When faced with the task of endorsing a candidate in the Democratic primary, Ohio’s newspapers did not have many ways to distinguish between Cordray and Kucinich.

That turned the question of who to endorse into a matter of style. Should the next governor have a flair for the dramatic, like the liberal fire-starter Kucinich?

Or should the job go to a sober technocrat, like Cordray, who spent much of his recent career working on bank regulation?

And does it matter if, like Kucinich, the next governor had ever taken money from a group linked to Syrian leader Bashar Assad?

As The Vindicator’s editorial page said this week, Democratic voters “have an interesting choice to make in the May 8 primary for governor: They can either vote with their hearts or their heads.” (It endorsed Cordray.)

The only newspaper to endorse Kucinich was The Cleveland Plain-Dealer, the largest paper in the city he served as mayor from 1978 to 1979 and later as a member of the House of Representatives from 1997 to 2013.

The Plain Dealer cited Ohio’s history of Republican dominance in its endorsement of Kucinich, who is backed by allies of Sen.
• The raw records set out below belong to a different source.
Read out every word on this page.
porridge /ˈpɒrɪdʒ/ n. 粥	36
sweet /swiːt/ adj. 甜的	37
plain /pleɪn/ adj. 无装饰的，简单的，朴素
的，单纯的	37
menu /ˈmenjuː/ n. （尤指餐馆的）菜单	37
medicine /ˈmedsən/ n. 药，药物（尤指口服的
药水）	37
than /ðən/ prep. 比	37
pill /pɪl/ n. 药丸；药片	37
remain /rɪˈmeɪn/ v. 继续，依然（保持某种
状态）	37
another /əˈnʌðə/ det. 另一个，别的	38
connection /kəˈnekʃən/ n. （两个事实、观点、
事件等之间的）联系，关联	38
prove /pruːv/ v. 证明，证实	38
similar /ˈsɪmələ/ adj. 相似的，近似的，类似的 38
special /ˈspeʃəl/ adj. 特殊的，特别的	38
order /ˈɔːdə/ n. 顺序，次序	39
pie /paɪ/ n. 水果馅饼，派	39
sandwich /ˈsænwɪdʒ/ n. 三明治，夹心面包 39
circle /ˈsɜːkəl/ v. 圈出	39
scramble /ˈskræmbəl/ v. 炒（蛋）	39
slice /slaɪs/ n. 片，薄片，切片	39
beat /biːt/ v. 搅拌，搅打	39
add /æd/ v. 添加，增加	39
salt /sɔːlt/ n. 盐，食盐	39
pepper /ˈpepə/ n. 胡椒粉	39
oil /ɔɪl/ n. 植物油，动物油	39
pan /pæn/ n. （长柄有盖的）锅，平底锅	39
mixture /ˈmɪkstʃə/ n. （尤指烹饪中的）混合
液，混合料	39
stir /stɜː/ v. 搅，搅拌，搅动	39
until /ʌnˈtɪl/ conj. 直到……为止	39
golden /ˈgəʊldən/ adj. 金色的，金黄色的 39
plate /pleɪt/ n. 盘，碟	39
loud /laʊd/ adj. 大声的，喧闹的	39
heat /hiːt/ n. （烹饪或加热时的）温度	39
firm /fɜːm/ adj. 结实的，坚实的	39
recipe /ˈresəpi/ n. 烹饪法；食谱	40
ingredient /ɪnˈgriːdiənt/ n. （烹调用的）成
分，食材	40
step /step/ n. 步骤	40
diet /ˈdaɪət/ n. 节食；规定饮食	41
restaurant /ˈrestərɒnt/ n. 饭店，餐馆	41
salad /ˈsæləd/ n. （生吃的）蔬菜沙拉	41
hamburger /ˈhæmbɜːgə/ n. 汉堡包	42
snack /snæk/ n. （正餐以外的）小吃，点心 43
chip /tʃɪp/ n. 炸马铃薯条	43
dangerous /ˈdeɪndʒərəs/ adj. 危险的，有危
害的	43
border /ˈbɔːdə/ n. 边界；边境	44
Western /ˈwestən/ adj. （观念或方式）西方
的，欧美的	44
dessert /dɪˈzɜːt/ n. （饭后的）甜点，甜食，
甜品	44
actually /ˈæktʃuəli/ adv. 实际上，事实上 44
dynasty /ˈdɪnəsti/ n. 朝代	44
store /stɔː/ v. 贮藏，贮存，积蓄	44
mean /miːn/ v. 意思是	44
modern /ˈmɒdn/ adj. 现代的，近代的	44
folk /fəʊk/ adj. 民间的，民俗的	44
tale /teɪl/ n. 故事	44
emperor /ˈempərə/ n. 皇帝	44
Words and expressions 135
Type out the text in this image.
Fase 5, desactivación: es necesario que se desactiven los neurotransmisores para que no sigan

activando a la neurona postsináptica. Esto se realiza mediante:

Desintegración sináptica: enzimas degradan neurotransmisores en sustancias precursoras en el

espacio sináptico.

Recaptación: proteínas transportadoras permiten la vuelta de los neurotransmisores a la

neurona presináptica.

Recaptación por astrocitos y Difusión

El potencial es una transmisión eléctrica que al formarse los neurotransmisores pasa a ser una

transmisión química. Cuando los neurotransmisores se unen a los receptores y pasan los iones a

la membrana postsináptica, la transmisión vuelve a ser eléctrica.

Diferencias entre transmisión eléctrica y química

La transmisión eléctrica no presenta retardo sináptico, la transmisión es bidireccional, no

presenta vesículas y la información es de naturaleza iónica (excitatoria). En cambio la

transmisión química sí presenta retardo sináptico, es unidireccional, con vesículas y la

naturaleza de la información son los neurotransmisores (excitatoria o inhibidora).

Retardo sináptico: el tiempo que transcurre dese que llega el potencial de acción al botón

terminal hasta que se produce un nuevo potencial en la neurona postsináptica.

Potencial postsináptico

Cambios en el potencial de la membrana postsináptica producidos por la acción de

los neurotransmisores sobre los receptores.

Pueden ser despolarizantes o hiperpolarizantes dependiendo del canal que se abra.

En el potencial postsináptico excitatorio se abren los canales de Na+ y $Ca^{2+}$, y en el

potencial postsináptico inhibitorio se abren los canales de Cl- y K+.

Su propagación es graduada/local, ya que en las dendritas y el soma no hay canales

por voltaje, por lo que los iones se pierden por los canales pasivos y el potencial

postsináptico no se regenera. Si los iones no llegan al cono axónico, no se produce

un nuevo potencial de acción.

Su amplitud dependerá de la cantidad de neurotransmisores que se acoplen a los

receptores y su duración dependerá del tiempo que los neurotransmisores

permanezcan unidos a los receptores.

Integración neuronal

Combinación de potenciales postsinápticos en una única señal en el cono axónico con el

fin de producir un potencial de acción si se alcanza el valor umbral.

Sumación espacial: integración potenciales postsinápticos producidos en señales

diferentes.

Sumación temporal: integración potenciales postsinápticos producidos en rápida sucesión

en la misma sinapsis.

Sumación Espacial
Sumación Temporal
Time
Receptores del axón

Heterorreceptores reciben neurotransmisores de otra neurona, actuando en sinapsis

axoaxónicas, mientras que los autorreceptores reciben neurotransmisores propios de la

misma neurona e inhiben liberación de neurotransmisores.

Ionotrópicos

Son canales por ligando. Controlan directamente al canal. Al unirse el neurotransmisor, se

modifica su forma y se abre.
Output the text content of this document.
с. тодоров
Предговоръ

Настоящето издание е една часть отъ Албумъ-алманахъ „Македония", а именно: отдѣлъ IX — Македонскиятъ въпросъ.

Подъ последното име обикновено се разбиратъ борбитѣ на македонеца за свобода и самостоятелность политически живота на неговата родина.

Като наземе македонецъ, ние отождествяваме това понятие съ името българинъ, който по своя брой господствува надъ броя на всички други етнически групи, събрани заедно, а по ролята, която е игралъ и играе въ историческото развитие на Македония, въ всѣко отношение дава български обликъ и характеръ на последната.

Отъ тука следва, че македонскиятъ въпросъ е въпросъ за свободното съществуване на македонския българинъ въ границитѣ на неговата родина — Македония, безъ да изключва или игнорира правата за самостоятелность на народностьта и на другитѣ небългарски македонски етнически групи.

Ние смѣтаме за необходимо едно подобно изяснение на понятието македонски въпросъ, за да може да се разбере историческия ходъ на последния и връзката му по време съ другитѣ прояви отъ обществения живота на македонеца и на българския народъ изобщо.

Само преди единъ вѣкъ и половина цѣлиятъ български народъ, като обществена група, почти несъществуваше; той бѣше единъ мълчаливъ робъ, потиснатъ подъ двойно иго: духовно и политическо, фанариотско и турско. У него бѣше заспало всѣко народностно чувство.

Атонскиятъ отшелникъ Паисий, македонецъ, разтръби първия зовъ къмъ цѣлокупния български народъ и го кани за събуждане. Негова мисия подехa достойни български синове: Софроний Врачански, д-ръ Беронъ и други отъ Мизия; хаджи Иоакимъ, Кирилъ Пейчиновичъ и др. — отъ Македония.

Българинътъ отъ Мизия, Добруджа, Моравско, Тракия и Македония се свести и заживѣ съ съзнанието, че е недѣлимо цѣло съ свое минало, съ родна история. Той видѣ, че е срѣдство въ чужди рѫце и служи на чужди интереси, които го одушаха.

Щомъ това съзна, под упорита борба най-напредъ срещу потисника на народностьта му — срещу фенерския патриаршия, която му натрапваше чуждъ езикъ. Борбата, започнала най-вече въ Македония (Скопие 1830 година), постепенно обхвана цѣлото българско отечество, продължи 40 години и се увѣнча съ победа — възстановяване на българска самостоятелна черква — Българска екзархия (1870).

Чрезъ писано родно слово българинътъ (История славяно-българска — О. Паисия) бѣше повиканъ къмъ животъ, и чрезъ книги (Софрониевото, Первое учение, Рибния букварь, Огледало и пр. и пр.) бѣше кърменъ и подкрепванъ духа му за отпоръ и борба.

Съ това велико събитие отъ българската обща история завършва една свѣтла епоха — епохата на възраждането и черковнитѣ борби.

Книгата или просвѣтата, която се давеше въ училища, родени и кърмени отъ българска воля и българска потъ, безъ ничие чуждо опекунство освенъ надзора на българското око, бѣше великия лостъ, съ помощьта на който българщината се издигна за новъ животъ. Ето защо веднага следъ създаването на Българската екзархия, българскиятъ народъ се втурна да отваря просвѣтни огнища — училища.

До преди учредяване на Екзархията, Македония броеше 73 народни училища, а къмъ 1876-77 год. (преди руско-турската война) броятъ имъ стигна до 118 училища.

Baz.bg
Bernie Sanders, over Cordray, who is supported by Sen. Elizabeth Warren. “Old habits die hard,” the paper said. “But die they must.”

The paper said voters should back Kucinich because he had “passion, vision and an ability to grasp the bully pulpit to inspire Ohioans” and could “challenge Statehouse inertia” after decades of Republican governance.

“Business as usual in Columbus has left too many Ohioans behind,” it said. “And a Kucinich governorship wouldn’t be business-as-usual.”

But the editorial board said it is “as aware as any could be of Kucinich’s flaws.” Those include a $20,000 speaking fee the former congressman took last year from a group sympathetic to Assad. He said recently that he will return the money.

The Akron Beacon Journal appeared to have little patience with both the primary campaign overall (“bizarre and wacky”) and with Kucinich in particular. Last week, it dismissively said that he had argued that Cordray “somehow isn’t progressive enough.”

It endorsed Cordray, who it described as “careful and dullish” and not “a stirring campaigner, to say the least.” But it said he had the sober temperament and skills the state needs in a leader.

“To gain these and other skills takes experience (and the capacity to learn,)” it wrote in its endorsement. “Look no further than the current White House to see what happens when they are missing or in short supply.”